Unlike other fictional mothers in the television universe, Lois’ world revolves around her children. Rachel Green from Friends may coast through life by putting her (awake) baby down for a nap and ambling out of her apartment (sans baby) five seconds later, but Lois, like real world mothers, does not have unicorn children. She strives for discipline, demands good manners, expects respect, cleans up cuts, manages to elicit a smile from everyone for a family photo, and even attempts to bond with other school mothers over an ill-fated plate of brownies.
Remarkably, she does not murder anyone when one of the mothers bins her loving brownies for defying school allergy rules. Instead, Lois delivers a piece of her mind to every one of these smug mothers and walks away with her head held high and self-esteem intact. In a world of women who need writer Donna Ashcroft to validate their feelings in cute screenshots, Lois is our secret spirit animal.

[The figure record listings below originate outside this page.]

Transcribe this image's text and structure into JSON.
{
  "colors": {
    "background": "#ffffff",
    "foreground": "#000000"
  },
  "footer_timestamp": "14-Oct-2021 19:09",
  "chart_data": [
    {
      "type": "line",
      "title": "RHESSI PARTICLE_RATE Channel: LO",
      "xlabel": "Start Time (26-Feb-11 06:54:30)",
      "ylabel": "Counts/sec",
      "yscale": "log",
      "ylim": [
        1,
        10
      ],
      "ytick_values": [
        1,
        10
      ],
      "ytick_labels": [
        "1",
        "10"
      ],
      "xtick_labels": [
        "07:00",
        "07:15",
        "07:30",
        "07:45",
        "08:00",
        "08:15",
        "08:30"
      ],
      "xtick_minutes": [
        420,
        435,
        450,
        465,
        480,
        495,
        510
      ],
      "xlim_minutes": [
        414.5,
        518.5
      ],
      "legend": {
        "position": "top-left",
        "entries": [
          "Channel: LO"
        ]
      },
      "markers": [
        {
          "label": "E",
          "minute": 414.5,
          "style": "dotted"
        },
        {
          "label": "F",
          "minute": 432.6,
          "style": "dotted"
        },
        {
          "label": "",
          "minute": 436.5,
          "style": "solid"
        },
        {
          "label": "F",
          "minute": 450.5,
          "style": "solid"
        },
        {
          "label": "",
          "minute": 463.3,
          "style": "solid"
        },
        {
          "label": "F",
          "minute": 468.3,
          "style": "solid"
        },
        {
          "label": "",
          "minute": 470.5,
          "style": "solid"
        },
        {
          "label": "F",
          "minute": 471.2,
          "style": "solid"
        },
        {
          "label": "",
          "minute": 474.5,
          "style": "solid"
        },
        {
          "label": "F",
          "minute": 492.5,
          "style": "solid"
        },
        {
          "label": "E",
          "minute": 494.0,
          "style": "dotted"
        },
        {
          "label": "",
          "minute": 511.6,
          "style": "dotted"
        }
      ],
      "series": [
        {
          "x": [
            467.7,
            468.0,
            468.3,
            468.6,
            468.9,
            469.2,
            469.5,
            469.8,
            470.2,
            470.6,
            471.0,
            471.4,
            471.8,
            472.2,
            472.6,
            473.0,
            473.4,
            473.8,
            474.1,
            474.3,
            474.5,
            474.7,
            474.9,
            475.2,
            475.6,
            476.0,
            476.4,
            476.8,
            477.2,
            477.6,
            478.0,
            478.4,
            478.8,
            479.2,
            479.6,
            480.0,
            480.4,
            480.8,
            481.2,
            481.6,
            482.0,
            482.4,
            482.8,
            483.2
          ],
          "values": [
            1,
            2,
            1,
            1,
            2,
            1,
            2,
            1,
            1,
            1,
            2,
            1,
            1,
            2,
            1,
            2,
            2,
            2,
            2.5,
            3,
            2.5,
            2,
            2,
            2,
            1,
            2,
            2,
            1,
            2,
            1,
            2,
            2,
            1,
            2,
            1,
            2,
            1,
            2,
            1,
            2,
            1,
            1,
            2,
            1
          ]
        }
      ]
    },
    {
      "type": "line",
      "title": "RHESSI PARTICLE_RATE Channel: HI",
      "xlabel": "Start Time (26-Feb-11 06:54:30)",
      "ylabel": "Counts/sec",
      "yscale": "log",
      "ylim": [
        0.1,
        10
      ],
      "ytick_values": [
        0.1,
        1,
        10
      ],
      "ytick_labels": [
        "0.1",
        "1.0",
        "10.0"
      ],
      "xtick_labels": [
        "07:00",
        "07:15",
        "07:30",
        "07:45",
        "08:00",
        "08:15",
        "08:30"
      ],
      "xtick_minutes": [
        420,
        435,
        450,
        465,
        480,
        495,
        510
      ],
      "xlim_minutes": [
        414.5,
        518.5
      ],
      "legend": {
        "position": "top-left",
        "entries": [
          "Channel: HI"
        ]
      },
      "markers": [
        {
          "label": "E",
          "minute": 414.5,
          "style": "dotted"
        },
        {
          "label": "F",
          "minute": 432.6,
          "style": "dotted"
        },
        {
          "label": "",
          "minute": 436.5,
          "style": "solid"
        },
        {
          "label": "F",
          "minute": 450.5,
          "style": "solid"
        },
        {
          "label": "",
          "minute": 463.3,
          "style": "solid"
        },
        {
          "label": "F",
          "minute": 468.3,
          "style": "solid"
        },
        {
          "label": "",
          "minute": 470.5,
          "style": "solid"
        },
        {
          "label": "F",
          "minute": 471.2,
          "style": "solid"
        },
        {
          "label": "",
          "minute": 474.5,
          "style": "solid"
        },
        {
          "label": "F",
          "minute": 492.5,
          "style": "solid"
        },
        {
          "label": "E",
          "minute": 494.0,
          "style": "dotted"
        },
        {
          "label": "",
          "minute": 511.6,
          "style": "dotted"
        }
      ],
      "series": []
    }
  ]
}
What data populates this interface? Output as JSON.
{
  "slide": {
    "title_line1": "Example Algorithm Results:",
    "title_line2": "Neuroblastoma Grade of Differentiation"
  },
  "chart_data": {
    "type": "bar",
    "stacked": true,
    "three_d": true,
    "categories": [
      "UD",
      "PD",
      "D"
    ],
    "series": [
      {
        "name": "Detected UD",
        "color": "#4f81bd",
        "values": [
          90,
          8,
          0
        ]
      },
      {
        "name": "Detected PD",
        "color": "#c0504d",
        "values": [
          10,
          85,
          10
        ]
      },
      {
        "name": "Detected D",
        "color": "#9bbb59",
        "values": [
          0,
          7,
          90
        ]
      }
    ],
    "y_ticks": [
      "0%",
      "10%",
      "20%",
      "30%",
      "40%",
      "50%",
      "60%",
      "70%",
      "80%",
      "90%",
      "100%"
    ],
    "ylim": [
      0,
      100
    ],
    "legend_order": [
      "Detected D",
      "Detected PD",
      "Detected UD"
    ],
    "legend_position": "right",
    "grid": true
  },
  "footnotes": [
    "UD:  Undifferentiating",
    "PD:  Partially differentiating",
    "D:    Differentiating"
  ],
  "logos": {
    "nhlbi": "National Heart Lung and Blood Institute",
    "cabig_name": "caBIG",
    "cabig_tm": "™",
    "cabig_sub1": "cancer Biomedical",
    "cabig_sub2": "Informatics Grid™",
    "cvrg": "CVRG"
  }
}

Like the rest of us, she also houses a junk closet overflowing with a mountain of stuff. In a fit of rage cleaning, she tosses it all out and is rewarded for her efforts: underneath this volcano of junk lies a secret functioning toilet that no one ever realised they had. Almost choking back the tears, Lois and husband Hal realise they have a place of refuge in this bungalow containing just one family bathroom. It is one of the best moments of their lives, and sensibly, they do not let the boys in on their secret.
At the end of the day, this is what set Malcolm in the Middle apart in a universe full of dazzling good looks (Friends) and legendary suits (How I Met Your Mother). This is the real life crazy escapism we all want on television. We want to see that others, too, hide their junk in a closet, and that a secret toilet merits celebration. This is our tribe. Bring on that revival.